Minehunter Returns To Portsmouth

A Royal Navy mine hunter has returned to its home base after spending six months clearing mines off the coast of Libya allowing humanitarian aid to reach the anti-Gaddafi rebels.

HMS Brocklesby sailed into Portsmouth Naval Base on Monday the 4th flying a version of the Jolly Roger flag to show it had successfully destroyed enemy targets.

Commanding officer Lieutenant Commander Jim Byron said:

''The Royal Navy has always had a great reputation for mine clearance and it is precisely this type of operation that shows the world just how good we are.

''We are extremely proud that we could use our skills and knowledge to open that port and allow humanitarian aid back into Libya where it is so desperately needed.

''Without this capability there could have been hundreds of lives lost through the detonation of that mine.

''I am so proud of my team, they just got on and did their business and they did it really really well.''

Commander-In-Chief Fleet, Admiral Sir Trevor Soar, who sailed out to meet Brocklesby as it arrived home, said that it had been the ''jewel in the crown of operations in Libya''.

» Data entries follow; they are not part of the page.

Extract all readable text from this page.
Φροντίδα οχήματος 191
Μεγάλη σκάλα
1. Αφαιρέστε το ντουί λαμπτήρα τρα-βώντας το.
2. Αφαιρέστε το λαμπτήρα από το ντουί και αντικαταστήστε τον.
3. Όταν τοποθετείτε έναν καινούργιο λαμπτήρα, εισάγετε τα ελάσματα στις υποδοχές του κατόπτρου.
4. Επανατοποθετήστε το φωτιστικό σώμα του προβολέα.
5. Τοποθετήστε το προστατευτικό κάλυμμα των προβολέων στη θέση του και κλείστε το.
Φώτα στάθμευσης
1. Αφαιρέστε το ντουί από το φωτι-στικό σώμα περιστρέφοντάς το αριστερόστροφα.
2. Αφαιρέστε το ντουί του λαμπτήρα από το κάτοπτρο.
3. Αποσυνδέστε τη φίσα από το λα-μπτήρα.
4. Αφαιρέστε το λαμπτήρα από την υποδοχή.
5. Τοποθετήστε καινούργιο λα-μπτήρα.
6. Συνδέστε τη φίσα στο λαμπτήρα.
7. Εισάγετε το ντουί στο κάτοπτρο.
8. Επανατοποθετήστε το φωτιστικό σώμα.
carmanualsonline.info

He said: ''I wanted to pay tribute and say how proud I am of the effort and professionalism the ship's company has demonstrated over the past 155 days.''

Brocklesby was initially deployed as part of a Nato mine countermeasures group before it was scrambled to Libya as part of efforts to support the rebels fighting the Gaddafi government.

At the end of April, Brocklesby found and destroyed a buoyant mine laid in the port of Misrata by pro-Gaddafi forces in a bid to stop humanitarian aid from reaching the port, according to a navy spokesman.

The spokesman said:

''Despite the threat of attack from artillery fire, rockets and missiles, the mine hunter used her sonar and underwater mine disposal system Seafox to locate the mine which had been placed just a mile away from the harbour entrance.

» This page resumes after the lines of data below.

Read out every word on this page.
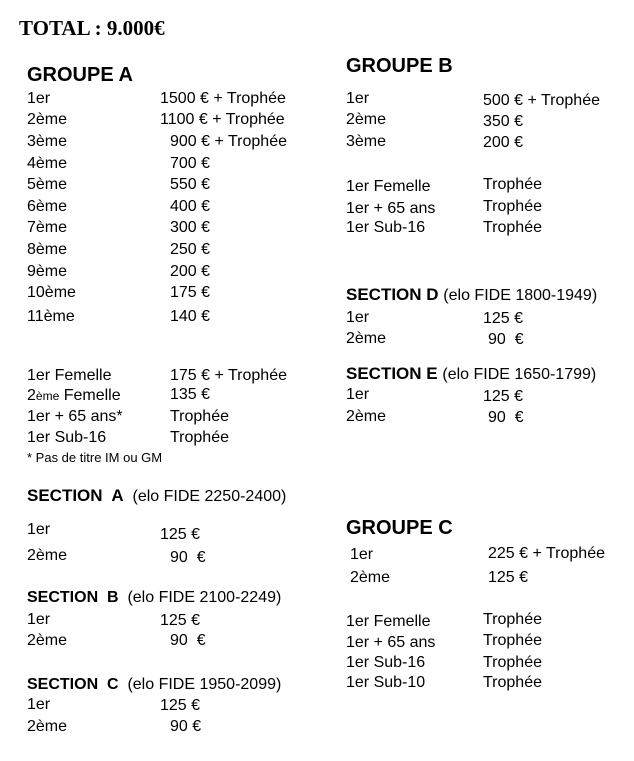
TOTAL : 9.000€
GROUPE A
1er	1500 € + Trophée
2ème	1100 € + Trophée
3ème	900 € + Trophée
4ème	700 €
5ème	550 €
6ème	400 €
7ème	300 €
8ème	250 €
9ème	200 €
10ème	175 €
11ème	140 €
1er Femelle	175 € + Trophée
2ème Femelle	135 €
1er + 65 ans*	Trophée
1er Sub-16	Trophée
* Pas de titre IM ou GM
SECTION  A (elo FIDE 2250-2400)
1er	125 €
2ème	90  €
SECTION  B (elo FIDE 2100-2249)
1er	125 €
2ème	90  €
SECTION  C (elo FIDE 1950-2099)
1er	125 €
2ème	90 €
GROUPE B
1er	500 € + Trophée
2ème	350 €
3ème	200 €
1er Femelle	Trophée
1er + 65 ans	Trophée
1er Sub-16	Trophée
SECTION D (elo FIDE 1800-1949)
1er	125 €
2ème	90  €
SECTION E (elo FIDE 1650-1799)
1er	125 €
2ème	90  €
GROUPE C
1er	225 € + Trophée
2ème	125 €
1er Femelle	Trophée
1er + 65 ans	Trophée
1er Sub-16	Trophée
1er Sub-10	Trophée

''HMS Brocklesby then stayed in the harbour area for a further six days in range of hostile troops to continue the search for any further mines that would stop the vital aid from reaching Libyan citizens.''

The efforts meant that the MV Red Star could enter the port and evacuate more than 700 civilians injured during the fighting.

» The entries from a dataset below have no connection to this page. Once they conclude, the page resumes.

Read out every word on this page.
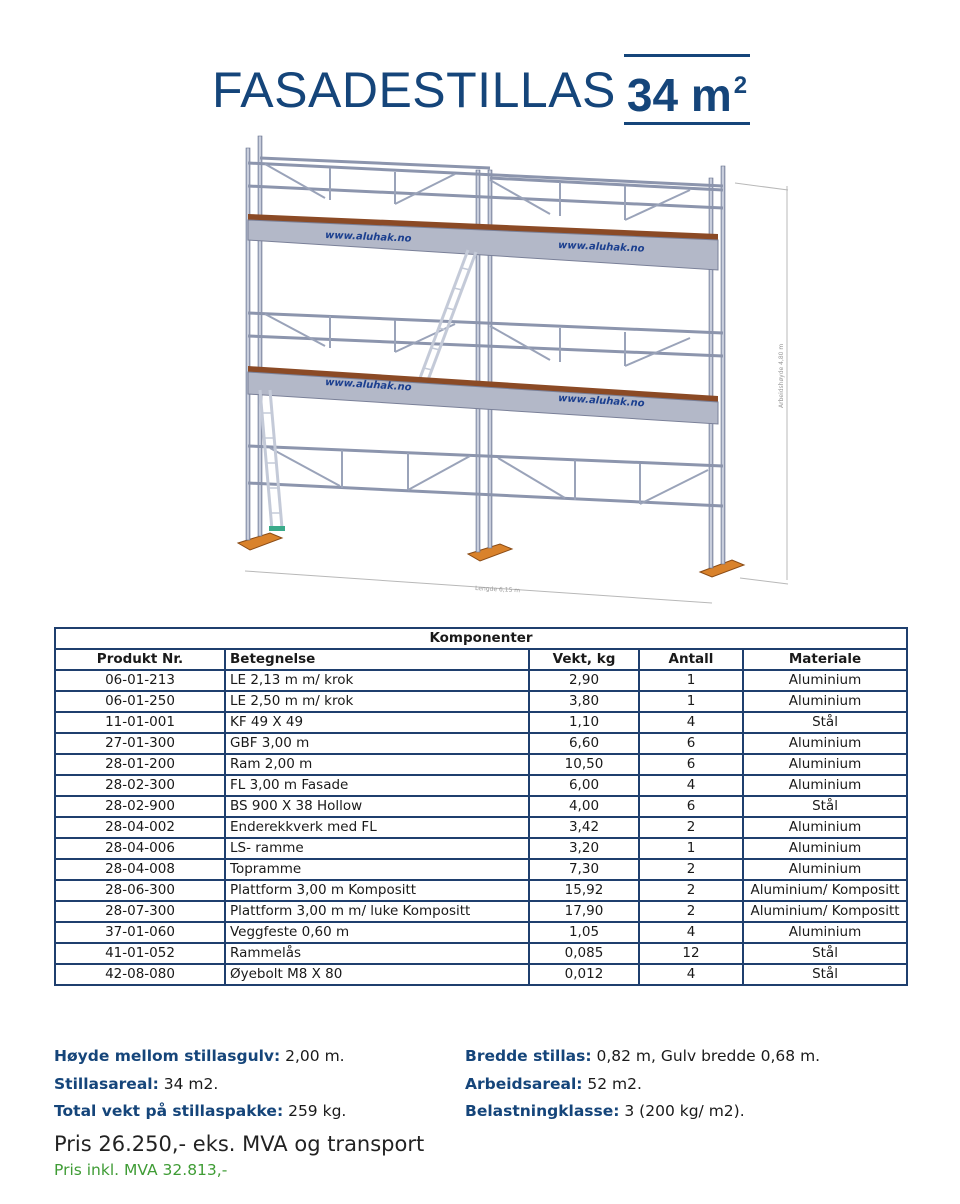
FASADESTILLAS 34 $m^2$
Lengde 6,15 m
Arbeidshøyde 4,80 m
www.aluhak.no
www.aluhak.no
www.aluhak.no
www.aluhak.no
Komponenter				
Produkt Nr.	Betegnelse	Vekt, kg	Antall	Materiale
06-01-213	LE 2,13 m m/ krok	2,90	1	Aluminium
06-01-250	LE 2,50 m m/ krok	3,80	1	Aluminium
11-01-001	KF 49 X 49	1,10	4	Stål
27-01-300	GBF 3,00 m	6,60	6	Aluminium
28-01-200	Ram 2,00 m	10,50	6	Aluminium
28-02-300	FL 3,00 m Fasade	6,00	4	Aluminium
28-02-900	BS 900 X 38 Hollow	4,00	6	Stål
28-04-002	Enderekkverk med FL	3,42	2	Aluminium
28-04-006	LS- ramme	3,20	1	Aluminium
28-04-008	Topramme	7,30	2	Aluminium
28-06-300	Plattform 3,00 m Kompositt	15,92	2	Aluminium/ Kompositt
28-07-300	Plattform 3,00 m m/ luke Kompositt	17,90	2	Aluminium/ Kompositt
37-01-060	Veggfeste 0,60 m	1,05	4	Aluminium
41-01-052	Rammelås	0,085	12	Stål
42-08-080	Øyebolt M8 X 80	0,012	4	Stål
Høyde mellom stillasgulv: 2,00 m.
Stillasareal: 34 m2.
Total vekt på stillaspakke: 259 kg.
Bredde stillas: 0,82 m, Gulv bredde 0,68 m.
Arbeidsareal: 52 m2.
Belastningklasse: 3 (200 kg/ m2).
Pris 26.250,- eks. MVA og transport
Pris inkl. MVA 32.813,-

The navy spokesman said that Brocklesby's actions were the first time that a Royal Navy mine hunter had been involved in live mine clearance operations within range of hostile artillery and rockets since the campaign off the Al Faw Peninsula in 2003 during the second Gulf War.

He added that it also saw the first operational use of the Seafox Mine Disposal System against live ordinance during conflict.

The mine hunter then spent its last few weeks patrolling and mine hunting in the waters off Misrata with the role now handed over to Faslane-based HMS Bangor.